Besides, irregularities appear in parts of Chandel and other areas. These spikes, documented in academic papers and media reports, suggest possible manipulation or under-enumeration in earlier counts followed by over-inclusion. 

Similarly, Campaign for Just and Fair Delimitation (CJFD) rightly argue that SIR cannot substitute for deeper citizenship verification. CJFD convenor Jeetendra Ningomba has emphasized in public meetings and statements that only a National Register of Citizens (NRC) or comparable mechanism can identify and exclude illegal immigrants from the broader population count. 

SIR cleans the voter database for elections; NRC establishes who legitimately belongs as a citizen. Conflating the two confuses priorities and delays comprehensive action.This distinction becomes critical as the 2026 census approaches. However, SIR and NRC are complementary, not contradictory: the former ensures electoral fairness now; the latter secures citizenship clarity for the long term. Both demand political courage, courage our MLAs have yet to show.

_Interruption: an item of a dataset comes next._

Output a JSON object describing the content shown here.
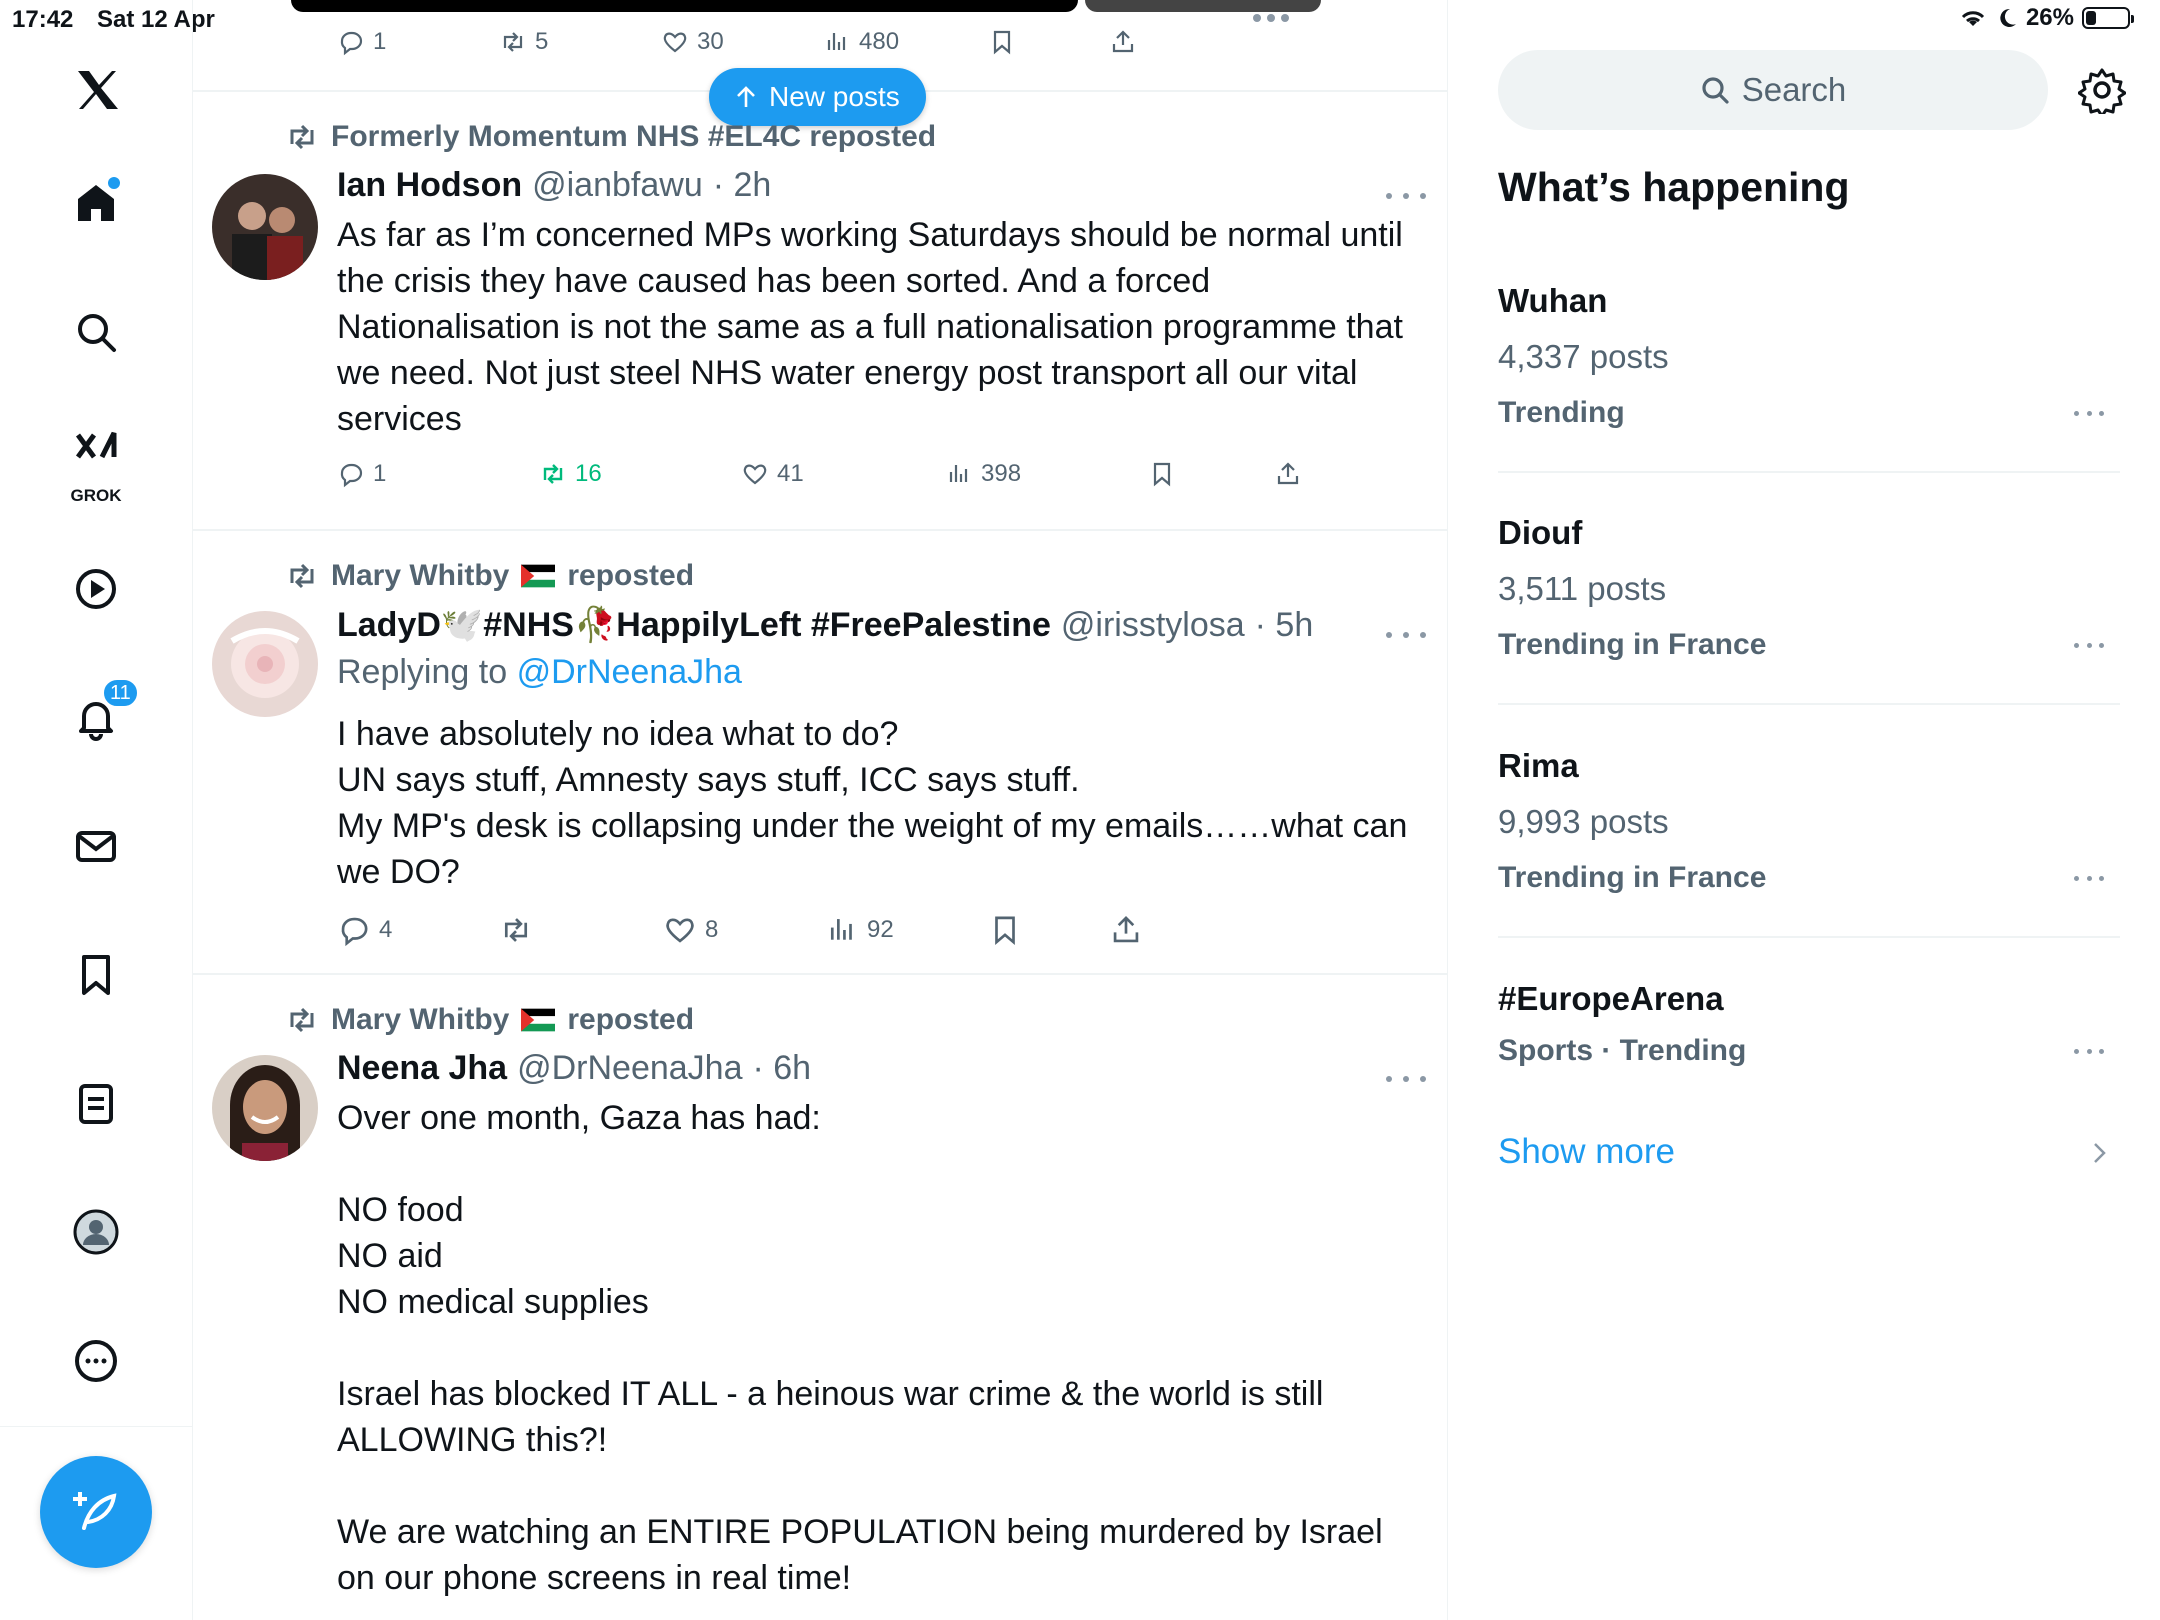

If unaddressed, such distortions will cascade into the 2026 census, skewing the 2027 delimitation and redrawing constituencies in ways that could marginalize indigenous populations for generations.The stakes for delimitation are immense. Constituency boundaries based on flawed data could entrench power imbalances, divert development funds disproportionately, and erode representation for long-standing communities. 

Future generations will inherit a Manipur where numbers, potentially inflated by unchecked influx override historical claims to land, identity, and self-determination. This is not mere speculation; it is the logical outcome of inaction on demographic integrity.

Civil society has stepped forward where elected leaders have faltered. CJFD and CSK continues its public consultations, urging a Cabinet resolution to defer the census until illegal immigrants are identified via NRC or equivalent. They warn that failure risks emboldening separatist narratives and endangering indigenous survival. 

The silence from our politicians is the most damning element. No cross-party push for rigorous SIR implementation. No calls to investigate anomalous growth figures. No alignment with N Biren Singh's vigilance appeal or CSK or CJFD deferral plea. 

When Assam's leadership confronts these challenges openly, why do Manipur's representatives retreat? Is it political expediency, fear of controversy, or a deeper reluctance to acknowledge that demographic pressures affect all communities?

This cannot continue. Manipur requires leaders who prioritize facts over silence. MLAs must debate SIR progress transparently, advocate for NRC mechanisms, support census deferral if instability persists, and confront abnormal growth data head-on. 

Citizens, meanwhile, should back civil society's efforts and heed former CM N Biren Singh's call for alertness. Democracy in Manipur cannot survive on passivity. The path forward demands cleansed rolls, verified citizenship, and fair delimitation—preserving the state's diverse yet indigenous essence. 

The alternative is manipulated demographics, eroded rights, and enduring regret.The silence on SIR, NRC, and demographic invasion must end. Our representatives owe us voices, not voids.